His route was between this peninsula and the Rio Bravo or de las Palmas (Mexico)
Núñez traveled the northern Gulf of Mexico, a huge unknown area pending exploration
During this long trip he met a large number of indigenous tribes, some of them already disappeared such as: Timicuas, Seminolas, Appalachians, Muscogis, Alabamas, Tunicas, Caddo, Carancavas, Sioux, Natchez, Apaches, Comanches, Navajos, Shoshones, Mimbreños, Pueblos, Uto-Aztecas, Toncavas, Atacapas, Washas, Carancauas, etc.
The route of the journey
He traveled an enormous distance east and lived with the indigenous people knowing their customs that he later related as a journalist by vocation
He describes the indigenous some of whose tribes have already disappeared today. He details both the small and the most powerful tribes
He met many tribes, some very powerful of which today only a few individuals remain, and others have disappeared.

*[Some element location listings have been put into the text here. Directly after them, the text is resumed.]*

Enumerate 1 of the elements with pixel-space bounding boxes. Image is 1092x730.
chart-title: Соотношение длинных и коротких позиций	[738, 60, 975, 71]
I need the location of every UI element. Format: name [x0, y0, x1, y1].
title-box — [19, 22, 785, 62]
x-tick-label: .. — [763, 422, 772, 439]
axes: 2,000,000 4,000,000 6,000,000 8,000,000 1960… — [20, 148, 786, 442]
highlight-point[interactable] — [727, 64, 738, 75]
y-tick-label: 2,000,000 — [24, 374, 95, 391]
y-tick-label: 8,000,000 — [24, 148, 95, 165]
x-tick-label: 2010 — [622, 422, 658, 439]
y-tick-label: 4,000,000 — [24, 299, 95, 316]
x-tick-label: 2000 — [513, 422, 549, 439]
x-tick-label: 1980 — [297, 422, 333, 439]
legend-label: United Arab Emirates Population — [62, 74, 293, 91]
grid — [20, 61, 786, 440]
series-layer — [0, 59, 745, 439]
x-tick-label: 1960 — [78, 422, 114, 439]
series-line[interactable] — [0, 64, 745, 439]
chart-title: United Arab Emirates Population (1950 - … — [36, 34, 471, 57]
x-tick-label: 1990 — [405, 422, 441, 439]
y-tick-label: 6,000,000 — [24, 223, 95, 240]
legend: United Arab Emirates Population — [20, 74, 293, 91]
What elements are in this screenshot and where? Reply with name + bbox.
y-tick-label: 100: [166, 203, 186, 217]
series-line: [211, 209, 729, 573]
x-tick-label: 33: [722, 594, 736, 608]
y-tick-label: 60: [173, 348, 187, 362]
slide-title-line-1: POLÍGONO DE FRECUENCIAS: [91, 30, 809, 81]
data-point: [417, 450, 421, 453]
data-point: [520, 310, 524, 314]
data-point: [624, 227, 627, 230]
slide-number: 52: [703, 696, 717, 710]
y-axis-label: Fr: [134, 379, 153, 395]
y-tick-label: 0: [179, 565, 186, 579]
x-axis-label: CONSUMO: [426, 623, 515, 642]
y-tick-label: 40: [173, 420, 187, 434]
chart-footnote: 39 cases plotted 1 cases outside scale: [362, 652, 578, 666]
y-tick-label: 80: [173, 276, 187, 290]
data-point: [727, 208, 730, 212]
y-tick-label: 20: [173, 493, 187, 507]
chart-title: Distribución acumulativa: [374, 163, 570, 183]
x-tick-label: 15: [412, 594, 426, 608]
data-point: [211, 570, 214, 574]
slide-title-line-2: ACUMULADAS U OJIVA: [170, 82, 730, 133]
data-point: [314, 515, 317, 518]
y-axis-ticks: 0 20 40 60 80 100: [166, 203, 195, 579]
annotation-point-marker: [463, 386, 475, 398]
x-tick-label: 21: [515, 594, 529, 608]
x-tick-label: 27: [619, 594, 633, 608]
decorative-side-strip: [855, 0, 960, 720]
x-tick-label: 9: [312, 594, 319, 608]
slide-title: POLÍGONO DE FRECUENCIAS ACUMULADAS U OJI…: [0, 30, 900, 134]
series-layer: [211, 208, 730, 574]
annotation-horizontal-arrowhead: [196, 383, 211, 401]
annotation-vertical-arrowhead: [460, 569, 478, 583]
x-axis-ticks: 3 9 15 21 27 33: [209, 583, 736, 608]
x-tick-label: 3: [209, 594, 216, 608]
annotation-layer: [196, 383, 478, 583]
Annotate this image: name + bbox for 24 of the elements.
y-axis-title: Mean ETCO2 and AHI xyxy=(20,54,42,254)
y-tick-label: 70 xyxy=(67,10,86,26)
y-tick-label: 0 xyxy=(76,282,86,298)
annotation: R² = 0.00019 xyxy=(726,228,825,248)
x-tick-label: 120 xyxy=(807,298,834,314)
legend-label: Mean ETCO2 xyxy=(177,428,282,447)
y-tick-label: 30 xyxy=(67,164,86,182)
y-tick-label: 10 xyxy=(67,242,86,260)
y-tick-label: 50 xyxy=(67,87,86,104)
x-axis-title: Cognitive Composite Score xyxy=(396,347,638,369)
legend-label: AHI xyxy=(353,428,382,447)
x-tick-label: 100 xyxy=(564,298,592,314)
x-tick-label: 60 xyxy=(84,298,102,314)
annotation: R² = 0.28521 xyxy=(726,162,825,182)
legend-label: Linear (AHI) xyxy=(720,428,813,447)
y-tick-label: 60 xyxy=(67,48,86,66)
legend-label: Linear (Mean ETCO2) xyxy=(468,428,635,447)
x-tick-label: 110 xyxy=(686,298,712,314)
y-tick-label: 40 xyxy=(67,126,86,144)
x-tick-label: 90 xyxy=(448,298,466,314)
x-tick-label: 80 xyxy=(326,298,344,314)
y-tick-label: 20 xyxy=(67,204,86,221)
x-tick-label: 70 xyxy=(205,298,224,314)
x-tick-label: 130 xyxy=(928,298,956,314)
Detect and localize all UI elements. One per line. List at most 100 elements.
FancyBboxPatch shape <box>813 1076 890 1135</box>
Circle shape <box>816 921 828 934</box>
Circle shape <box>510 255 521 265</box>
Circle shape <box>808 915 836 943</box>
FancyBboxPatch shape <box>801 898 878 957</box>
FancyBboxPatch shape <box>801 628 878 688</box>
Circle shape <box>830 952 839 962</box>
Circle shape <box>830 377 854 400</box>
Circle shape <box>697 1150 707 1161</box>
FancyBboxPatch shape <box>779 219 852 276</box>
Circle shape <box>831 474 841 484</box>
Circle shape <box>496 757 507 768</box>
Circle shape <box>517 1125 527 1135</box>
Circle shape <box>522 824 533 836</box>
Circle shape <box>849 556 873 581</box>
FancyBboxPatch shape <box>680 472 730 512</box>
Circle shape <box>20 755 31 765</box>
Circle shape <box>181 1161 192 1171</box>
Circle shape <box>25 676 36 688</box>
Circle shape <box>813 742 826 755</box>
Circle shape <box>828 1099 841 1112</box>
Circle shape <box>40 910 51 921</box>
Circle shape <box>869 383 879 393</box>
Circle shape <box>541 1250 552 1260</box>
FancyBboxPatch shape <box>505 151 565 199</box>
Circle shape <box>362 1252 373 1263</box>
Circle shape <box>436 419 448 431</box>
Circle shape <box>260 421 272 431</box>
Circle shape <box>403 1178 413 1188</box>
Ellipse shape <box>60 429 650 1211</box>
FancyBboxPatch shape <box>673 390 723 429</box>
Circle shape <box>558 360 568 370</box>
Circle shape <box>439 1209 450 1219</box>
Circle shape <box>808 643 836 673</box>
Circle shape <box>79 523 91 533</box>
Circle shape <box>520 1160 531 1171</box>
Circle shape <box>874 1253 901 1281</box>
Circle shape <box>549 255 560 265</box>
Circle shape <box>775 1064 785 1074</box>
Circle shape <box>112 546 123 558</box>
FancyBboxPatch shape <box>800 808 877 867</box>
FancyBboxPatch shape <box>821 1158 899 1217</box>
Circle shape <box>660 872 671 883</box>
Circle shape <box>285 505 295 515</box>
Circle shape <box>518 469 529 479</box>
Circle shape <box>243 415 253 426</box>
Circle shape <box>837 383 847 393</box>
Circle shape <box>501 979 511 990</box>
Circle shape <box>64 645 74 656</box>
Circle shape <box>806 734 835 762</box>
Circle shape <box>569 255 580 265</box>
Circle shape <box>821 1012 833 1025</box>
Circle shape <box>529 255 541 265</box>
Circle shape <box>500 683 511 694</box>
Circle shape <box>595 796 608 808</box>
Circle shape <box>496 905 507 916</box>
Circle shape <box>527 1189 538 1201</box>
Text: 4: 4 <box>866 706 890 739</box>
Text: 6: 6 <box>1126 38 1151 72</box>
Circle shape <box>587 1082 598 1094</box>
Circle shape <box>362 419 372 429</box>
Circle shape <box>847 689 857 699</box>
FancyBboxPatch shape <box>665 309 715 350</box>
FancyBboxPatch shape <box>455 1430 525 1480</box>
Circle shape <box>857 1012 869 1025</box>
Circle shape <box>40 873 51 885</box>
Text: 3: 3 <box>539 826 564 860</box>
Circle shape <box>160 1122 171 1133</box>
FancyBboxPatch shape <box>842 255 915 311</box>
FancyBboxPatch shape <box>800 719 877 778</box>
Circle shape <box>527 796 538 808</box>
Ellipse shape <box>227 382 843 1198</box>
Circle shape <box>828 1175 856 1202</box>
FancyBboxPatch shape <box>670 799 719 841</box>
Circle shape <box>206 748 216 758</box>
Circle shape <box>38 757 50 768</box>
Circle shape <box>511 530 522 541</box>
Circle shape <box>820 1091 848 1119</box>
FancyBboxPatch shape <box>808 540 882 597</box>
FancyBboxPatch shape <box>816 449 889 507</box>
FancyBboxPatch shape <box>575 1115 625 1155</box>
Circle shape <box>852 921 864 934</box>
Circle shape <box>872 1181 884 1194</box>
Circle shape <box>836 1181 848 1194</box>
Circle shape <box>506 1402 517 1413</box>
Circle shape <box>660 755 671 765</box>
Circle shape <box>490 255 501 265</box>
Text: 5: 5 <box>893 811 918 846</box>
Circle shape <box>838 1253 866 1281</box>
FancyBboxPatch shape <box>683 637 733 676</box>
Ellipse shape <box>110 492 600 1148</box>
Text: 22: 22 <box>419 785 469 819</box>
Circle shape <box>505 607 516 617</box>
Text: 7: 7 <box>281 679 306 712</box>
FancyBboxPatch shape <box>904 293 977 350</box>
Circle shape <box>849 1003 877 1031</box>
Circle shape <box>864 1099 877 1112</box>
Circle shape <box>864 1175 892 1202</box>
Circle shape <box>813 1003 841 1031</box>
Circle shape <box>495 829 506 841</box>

Some of these tribes knew them and lived in their villages. Others such as the Apaches, Navajos or Comanches, being rather nomadic, were known to traverse their route throughout the Southeast, South and North of New Spain. He describes the breeds, some of medium size to others of high size for the time (1,70).
Ethnographic Account of the inhabitants of the places visited and their homes. Small towns or cities like those of the Pueblo Indians
He describes the utensils, tools and weapons they used. While some were made of stone, in others they used the bones of animals. He recounts his surprise upon discovering the huddled houses of the Pueblo Indians that look like fortifications.
Some were collectors of mollusks, others practiced agriculture with corn, beans and squash in an incipient way. He also met those who were primarily hunters and fishermen.
Social life of the tribes
A group of clans made a tribe
He describes how society is basically a matriarchy. Women with few children due to high infant mortality due to harsh living conditions.
In some areas, the elderly and the sick are considered a burden and are left to their own devices or even killed.
He was surprised to discover that there were men who played women and even dressed the same. He called them amadores and some of them were covered up like women.
Myths and Beliefs
Bearded men from heaven and the power of spirits
Instead of a superior being, there are multitudes of spirits that show their power, in the waters, rays, stones, winds, trees, animals etc.
This reporter by accident shows us that among the indigenous myths he finds the history of bearded men who comes from heaven. Especially one of them, who is sometimes cruel.
This myth sometimes saves their lives, but at other times it hurts them since they call the man “Bad Thing”.
The burials of the dead are sometimes in platforms as in the Indians of the prairies, others are in pits or burial mounds. They mourn the death of the loved one for a year. They cry at dawn at noon and at dusk.
Ornaments and tattoos
Variety of paintings, feathers, bracelets and necklaces. Some were to protect themselves from the insects of there is the Red Skin
Among the favorite colors to paint red, black and yellow. Tattoos and colors often depend on the clan or tribe to which they belong.
Near the Gulf of Mexico, they were scantily dressed on some occasions closer to nudity but totally on many occasions. In the inland areas in the prairies where the bison were, skins were used for clothing.